With some extra work, it is possible to make LOAD
DATA INFILE
run even faster for a
MyISAM
table when the table has many
indexes. Use the following procedure:
Optionally create the table with CREATE
TABLE
.
Execute a FLUSH TABLES
statement or a
mysqladmin flush-tables command.
Use myisamchk --keys-used=0 -rq
/path/to/db/tbl_name
.
This removes all use of indexes for the table.
Insert data into the table with LOAD DATA
INFILE
. This does not update any indexes and
therefore is very fast.
If you intend only to read from the table in the future,
use myisampack to compress it. See
Section 14.1.3.3, “Compressed Table Characteristics”.
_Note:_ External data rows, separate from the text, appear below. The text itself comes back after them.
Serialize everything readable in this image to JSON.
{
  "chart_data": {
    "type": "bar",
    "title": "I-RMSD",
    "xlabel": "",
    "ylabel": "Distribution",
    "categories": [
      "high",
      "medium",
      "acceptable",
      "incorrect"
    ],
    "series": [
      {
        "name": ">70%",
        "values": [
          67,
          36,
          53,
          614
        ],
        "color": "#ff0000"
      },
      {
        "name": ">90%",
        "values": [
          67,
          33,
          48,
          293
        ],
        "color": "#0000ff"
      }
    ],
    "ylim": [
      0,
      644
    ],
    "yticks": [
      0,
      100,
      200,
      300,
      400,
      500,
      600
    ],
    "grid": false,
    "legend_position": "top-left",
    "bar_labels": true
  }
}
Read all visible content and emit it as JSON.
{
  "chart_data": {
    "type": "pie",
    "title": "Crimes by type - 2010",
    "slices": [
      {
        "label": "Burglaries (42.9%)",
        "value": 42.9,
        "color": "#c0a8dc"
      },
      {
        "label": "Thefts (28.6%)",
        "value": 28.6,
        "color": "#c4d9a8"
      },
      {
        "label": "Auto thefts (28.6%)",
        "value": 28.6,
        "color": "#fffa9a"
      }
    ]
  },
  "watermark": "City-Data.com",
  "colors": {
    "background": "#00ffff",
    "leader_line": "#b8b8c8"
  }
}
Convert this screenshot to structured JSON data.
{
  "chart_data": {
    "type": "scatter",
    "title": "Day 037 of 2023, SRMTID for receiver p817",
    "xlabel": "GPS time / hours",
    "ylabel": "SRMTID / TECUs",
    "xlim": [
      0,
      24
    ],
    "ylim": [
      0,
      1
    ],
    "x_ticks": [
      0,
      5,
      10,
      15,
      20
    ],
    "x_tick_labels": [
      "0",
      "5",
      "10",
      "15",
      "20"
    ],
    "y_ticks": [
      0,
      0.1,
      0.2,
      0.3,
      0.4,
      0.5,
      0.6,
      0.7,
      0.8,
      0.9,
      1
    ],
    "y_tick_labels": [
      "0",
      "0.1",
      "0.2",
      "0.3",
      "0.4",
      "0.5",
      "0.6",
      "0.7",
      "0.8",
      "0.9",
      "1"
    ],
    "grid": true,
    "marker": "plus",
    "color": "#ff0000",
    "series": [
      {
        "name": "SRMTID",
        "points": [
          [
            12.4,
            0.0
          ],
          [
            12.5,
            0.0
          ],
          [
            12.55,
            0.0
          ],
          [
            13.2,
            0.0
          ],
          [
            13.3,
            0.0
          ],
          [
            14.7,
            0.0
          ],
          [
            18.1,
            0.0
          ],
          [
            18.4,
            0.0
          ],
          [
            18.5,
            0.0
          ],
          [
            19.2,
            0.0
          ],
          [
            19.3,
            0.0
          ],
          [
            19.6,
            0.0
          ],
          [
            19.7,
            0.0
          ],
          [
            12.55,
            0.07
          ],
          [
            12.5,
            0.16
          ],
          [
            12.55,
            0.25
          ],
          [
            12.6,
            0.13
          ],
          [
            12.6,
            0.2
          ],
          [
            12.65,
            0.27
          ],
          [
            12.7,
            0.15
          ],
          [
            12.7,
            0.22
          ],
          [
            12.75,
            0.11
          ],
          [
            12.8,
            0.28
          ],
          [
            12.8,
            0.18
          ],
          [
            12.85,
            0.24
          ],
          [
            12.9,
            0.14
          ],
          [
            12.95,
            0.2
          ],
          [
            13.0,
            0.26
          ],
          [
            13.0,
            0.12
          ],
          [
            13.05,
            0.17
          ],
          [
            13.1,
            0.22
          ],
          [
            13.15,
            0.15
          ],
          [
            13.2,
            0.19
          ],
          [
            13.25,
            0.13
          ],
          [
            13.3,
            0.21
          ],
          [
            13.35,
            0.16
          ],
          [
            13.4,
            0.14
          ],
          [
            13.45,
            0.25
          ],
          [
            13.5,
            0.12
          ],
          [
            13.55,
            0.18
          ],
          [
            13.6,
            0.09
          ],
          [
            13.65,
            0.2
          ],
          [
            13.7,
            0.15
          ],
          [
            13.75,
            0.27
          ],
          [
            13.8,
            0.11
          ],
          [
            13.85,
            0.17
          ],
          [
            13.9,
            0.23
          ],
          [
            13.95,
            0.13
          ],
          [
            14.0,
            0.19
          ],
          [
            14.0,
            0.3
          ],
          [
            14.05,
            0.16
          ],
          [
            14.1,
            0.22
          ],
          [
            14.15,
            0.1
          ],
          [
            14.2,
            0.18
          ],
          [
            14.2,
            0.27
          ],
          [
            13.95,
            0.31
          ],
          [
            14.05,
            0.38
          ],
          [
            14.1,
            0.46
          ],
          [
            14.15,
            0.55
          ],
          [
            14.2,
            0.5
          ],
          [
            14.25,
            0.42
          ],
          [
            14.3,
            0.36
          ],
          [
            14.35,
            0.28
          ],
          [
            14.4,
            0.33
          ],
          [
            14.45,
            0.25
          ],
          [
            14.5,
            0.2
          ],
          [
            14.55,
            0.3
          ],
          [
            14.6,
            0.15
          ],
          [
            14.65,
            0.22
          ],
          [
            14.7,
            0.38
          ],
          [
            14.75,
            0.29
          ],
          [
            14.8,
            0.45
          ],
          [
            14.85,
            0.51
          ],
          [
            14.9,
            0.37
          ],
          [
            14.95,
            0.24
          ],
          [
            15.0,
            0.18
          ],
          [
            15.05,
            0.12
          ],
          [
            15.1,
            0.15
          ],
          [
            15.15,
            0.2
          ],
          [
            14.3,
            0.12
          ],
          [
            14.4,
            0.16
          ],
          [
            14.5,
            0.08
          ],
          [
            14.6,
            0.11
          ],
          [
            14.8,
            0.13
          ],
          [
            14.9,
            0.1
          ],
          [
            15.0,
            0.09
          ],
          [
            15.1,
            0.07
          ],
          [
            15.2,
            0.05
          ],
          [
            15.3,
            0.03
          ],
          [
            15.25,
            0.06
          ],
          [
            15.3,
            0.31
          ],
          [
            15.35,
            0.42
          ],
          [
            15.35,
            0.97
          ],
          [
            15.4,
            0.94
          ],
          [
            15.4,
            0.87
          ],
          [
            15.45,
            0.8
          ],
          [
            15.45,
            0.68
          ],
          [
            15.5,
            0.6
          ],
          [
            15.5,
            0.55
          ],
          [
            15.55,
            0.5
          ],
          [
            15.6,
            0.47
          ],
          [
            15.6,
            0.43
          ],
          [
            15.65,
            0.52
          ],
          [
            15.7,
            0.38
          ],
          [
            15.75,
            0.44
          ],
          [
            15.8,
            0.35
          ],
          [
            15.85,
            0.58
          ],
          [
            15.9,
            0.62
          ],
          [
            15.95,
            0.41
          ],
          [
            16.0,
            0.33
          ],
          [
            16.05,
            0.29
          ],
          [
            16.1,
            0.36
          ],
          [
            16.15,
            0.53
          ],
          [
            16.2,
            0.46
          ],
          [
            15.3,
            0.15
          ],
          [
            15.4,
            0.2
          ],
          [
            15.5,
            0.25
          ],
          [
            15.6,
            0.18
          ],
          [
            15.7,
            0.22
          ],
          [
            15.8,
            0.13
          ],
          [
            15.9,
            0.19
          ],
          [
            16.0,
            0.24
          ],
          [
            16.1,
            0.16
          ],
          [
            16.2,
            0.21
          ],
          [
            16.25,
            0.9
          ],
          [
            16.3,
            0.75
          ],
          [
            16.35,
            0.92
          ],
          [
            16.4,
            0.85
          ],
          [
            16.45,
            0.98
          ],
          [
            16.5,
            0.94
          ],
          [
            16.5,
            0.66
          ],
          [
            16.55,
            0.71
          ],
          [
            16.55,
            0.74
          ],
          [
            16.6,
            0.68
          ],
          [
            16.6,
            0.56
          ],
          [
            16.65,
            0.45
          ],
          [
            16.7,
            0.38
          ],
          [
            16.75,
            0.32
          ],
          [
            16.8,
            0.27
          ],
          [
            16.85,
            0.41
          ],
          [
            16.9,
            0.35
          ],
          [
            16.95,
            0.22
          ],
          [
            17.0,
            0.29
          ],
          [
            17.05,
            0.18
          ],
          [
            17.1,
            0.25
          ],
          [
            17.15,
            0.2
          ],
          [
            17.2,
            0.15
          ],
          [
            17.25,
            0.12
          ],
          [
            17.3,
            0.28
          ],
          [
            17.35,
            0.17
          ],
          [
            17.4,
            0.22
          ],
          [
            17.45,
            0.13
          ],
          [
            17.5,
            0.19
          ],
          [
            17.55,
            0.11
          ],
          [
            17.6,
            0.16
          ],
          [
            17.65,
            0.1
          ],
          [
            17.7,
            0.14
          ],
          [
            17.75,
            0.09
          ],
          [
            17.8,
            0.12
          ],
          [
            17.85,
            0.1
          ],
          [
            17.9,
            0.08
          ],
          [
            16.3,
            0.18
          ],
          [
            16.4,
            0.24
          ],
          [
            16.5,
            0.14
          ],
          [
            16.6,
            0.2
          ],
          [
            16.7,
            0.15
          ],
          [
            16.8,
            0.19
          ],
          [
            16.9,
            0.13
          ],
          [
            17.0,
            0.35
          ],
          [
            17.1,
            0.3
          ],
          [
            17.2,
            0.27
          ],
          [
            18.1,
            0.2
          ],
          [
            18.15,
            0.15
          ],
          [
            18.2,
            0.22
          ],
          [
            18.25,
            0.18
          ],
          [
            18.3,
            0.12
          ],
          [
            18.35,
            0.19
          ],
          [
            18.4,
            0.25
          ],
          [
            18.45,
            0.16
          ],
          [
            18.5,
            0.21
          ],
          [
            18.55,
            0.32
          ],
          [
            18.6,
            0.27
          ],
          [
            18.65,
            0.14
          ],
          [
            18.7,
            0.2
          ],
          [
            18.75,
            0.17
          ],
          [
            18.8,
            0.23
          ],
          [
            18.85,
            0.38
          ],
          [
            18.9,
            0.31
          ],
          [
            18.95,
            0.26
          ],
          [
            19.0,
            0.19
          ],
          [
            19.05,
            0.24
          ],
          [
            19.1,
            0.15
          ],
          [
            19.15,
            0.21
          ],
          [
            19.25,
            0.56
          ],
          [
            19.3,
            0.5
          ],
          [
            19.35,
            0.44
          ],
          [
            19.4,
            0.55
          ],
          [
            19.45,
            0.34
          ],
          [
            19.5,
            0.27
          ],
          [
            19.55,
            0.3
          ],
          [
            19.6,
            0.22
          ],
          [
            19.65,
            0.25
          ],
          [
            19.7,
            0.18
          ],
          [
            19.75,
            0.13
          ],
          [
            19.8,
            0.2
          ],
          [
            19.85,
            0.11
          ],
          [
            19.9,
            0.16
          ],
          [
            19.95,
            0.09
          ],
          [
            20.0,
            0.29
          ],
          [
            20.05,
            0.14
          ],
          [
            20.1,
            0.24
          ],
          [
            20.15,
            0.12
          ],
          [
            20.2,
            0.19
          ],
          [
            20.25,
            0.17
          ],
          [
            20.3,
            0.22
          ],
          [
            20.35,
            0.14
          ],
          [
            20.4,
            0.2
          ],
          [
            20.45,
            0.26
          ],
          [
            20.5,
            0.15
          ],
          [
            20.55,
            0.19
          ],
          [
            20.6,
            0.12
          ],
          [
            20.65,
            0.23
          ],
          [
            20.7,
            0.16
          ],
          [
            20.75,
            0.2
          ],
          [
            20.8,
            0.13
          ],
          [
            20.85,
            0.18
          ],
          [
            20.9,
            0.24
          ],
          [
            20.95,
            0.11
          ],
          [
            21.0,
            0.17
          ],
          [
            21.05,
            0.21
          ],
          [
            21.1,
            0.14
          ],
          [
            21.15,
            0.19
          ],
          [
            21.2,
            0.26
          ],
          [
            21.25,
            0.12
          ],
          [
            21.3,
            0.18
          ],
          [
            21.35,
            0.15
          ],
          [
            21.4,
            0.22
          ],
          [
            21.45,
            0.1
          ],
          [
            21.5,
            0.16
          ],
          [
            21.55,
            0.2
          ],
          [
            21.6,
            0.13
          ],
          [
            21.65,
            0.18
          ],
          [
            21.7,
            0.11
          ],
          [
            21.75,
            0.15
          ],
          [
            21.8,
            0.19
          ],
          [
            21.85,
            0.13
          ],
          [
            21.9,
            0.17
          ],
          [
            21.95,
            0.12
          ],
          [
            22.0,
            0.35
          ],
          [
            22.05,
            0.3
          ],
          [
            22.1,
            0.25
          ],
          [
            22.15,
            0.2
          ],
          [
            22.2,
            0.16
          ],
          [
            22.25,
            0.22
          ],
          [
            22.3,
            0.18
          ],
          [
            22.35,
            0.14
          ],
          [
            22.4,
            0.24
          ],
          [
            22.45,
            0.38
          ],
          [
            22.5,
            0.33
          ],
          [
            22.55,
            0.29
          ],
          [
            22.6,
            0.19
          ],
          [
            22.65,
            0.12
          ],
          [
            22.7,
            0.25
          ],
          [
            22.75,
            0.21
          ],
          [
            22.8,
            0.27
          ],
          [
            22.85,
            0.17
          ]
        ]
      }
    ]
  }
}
Re-create the indexes with myisamchk -rq
/path/to/db/tbl_name
.
This creates the index tree in memory before writing it
to disk, which is much faster that updating the index
during LOAD DATA INFILE
because it
avoids lots of disk seeks. The resulting index tree is
also perfectly balanced.
Execute a FLUSH TABLES
statement or a
mysqladmin flush-tables command.
Note that LOAD DATA INFILE
performs the
preceding optimization automatically if the
MyISAM
table into which you insert data
is empty. The main difference is that you can let
myisamchk allocate much more temporary
memory for the index creation than you might want the server
to allocate for index re-creation when it executes the
LOAD DATA INFILE
statement.
You can also disable or enable the indexes for a
MyISAM
table by using the following
statements rather than myisamchk. If you
use these statements, you can skip the FLUSH
TABLE
operations:
ALTER TABLE tbl_name
DISABLE KEYS;
ALTER TABLE tbl_name
ENABLE KEYS;
To speed up INSERT
operations that are
performed with multiple statements, lock your tables:
LOCK TABLES a WRITE;
INSERT INTO a VALUES (1,23),(2,34),(4,33);
INSERT INTO a VALUES (8,26),(6,29);
UNLOCK TABLES;
This benefits performance because the index buffer is
flushed to disk only once, after all
INSERT
statements have completed.
Normally, there would be as many index buffer flushes as
there are INSERT
statements. Explicit
locking statements are not needed if you can insert all rows
with a single INSERT
.
For transactional tables, you should use START
TRANSACTION
and COMMIT
instead
of LOCK TABLES
to obtain faster
insertions.
Locking also lowers the total time for multiple-connection
tests, although the maximum wait time for individual
connections might go up because they wait for locks. For
example:
Connection 1 does 1000 inserts
Connections 2, 3, and 4 do 1 insert
Connection 5 does 1000 inserts
If you do not use locking, connections 2, 3, and 4 finish
before 1 and 5. If you use locking, connections 2, 3, and 4
probably do not finish before 1 or 5, but the total time
should be about 40% faster.
INSERT
, UPDATE
, and
DELETE
operations are very fast in MySQL,
but you can obtain better overall performance by adding
locks around everything that does more than about five
inserts or updates in a row. If you do very many inserts in
a row, you could do a LOCK TABLES
followed by an UNLOCK TABLES
once in a
while (each 1,000 rows or so) to allow other threads access
to the table. This would still result in a nice performance
gain.
INSERT
is still much slower for loading
data than LOAD DATA INFILE
, even when
using the strategies just outlined.